La stratégie de regain des pays avancés

Par Alexandre Mirlicourtois, Xerfi  |   |  600  mots
Alexandre Mirlicourtois, directeur de la conjoncture et de la prévision de Xerfi./ DR
La Tribune publie chaque jour des extraits issus des analyses diffusées sur Xerfi Canal. Aujourd'hui, la stratégie de regain des pays avancés

La cote des pays avancés remonte. En face les émergents semblent avoir mangé leur pain blanc. Schématiquement, selon les prévisions du FMI, les premiers accélèrent mais à partir d'un bas niveau. Quant aux seconds, ils décélèrent mais en partant de plus haut. Et ce n'est pas un simple déphasage conjoncturel, mais bien la consécration d'une reprise en main du leadership mondial des pays avancés sous la houlette des Etats-Unis.

Reprise en main monétaire

Depuis, la conférence de Jackson Hole de la fin août 2014 la BCE et la FED se sont engagées dans une stratégie concertée de dépréciation de l'euro ; la Banque du Japon a embrayé le pas avec le consentement US. Une « mansuétude » dictée par la volonté de la Banque Fédérale Américaine, d'éradiquer le poison de la déflation là où il est le plus virulent : en Europe et au Japon.

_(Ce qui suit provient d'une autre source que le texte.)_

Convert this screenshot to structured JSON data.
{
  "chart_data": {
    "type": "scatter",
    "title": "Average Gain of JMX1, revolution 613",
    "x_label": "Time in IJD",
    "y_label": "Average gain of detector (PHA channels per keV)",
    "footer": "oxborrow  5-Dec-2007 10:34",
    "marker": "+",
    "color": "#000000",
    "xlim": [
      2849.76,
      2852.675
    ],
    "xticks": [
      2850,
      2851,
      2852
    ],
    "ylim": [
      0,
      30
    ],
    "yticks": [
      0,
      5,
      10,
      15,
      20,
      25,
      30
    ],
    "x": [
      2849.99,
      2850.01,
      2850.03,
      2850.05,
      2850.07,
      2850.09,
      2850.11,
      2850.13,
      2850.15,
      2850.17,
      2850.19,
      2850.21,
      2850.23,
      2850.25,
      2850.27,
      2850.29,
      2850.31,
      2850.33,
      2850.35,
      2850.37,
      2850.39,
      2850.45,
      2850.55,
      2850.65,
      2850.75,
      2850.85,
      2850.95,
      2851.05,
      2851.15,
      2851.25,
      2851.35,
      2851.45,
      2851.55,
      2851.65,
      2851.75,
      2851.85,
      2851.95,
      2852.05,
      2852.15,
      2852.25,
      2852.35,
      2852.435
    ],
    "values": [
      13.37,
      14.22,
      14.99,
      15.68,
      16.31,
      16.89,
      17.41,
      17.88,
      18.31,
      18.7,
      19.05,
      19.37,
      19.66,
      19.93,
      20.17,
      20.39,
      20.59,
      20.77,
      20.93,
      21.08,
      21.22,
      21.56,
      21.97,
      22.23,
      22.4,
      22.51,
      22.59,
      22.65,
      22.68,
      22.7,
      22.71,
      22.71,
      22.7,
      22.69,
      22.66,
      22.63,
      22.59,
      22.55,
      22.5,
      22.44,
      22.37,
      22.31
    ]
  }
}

Les Etats-Unis cherchant ainsi à lever ce qu'ils considèrent comme la principale menace sur leur propre reprise. Une mansuétude intéressée donc, qui débouche aujourd'hui sur un glissement de 18% de l'euro et de 13% du yen depuis leur point haut de 2014. Un nouvel équilibre qui crée aussi des frictions et des tensions régionales périphériques. Car le coup est rude pour les pays fortement dépendants du cours des matières premières, la hausse de la devise américaine ayant comme souvent pour corollaire une baisse des cours mal contrôlée.

Les Etats-Unis ont un peu forcé les choses

Leurs choix radicaux en matière d'énergie non-conventionnelle ont fait exploser l'offre de pétrole de près de 58% entre 2008 et 2014, si bien que la production américaine dépasse celle de l'Arabie Saoudite ! Dans un contexte de croissance mondiale ralentie, cela a précipité la baisse des cours. Evolution des changes et prix des matières premières redonnent ainsi une chance à une diffusion positive de la croissance au sein des pays avancés. Et c'est bien le but recherché.

Mais ce n'est pas tout. Il faut ajouter deux éléments supplémentaires. D'abord, un mouvement de reflux des capitaux du Sud vers le Nord est en marche maintenant que les anticipations de croissances s'améliorent dans le monde développé. Tout passe évidemment une fois de plus par les Etats-Unis. Etats-Unis, qui ont toujours été une formidable machine à transformer le capital mondial : important des liquidités et investissant dans le reste du monde sous-forme d'actions et d'obligations corporate.

L'Europe est bon marché

Elle redevient la cible privilégiée des investisseurs américains. Un recentrage sur les régions développées qui s'inscrit dans un mouvement plus profond de raccourcissement des chaines de valeur de la part des grands groupes multinationaux.

Au-delà du quelques cas surmédiatisés comme Apple, des cabinets comme PWC communiquent abondamment sur le mouvement de reshoring qui sous-tendrait la renaissance industrielle américaine. La bascule de croissance entre pays avancés et émergents est bien en marche, et toutes les conditions d'une diffusion de la reprise au sein du monde développé sont maintenant réunies.

Une tendance qui confirme ce que nous énoncions il y a déjà un an et demi : le fossé de croissance, qui n'a cessé de se creuser depuis vingt ans entre pays avancés et émergents, apparaît bien comme une tendance moins inexorable et univoque qu'annoncé.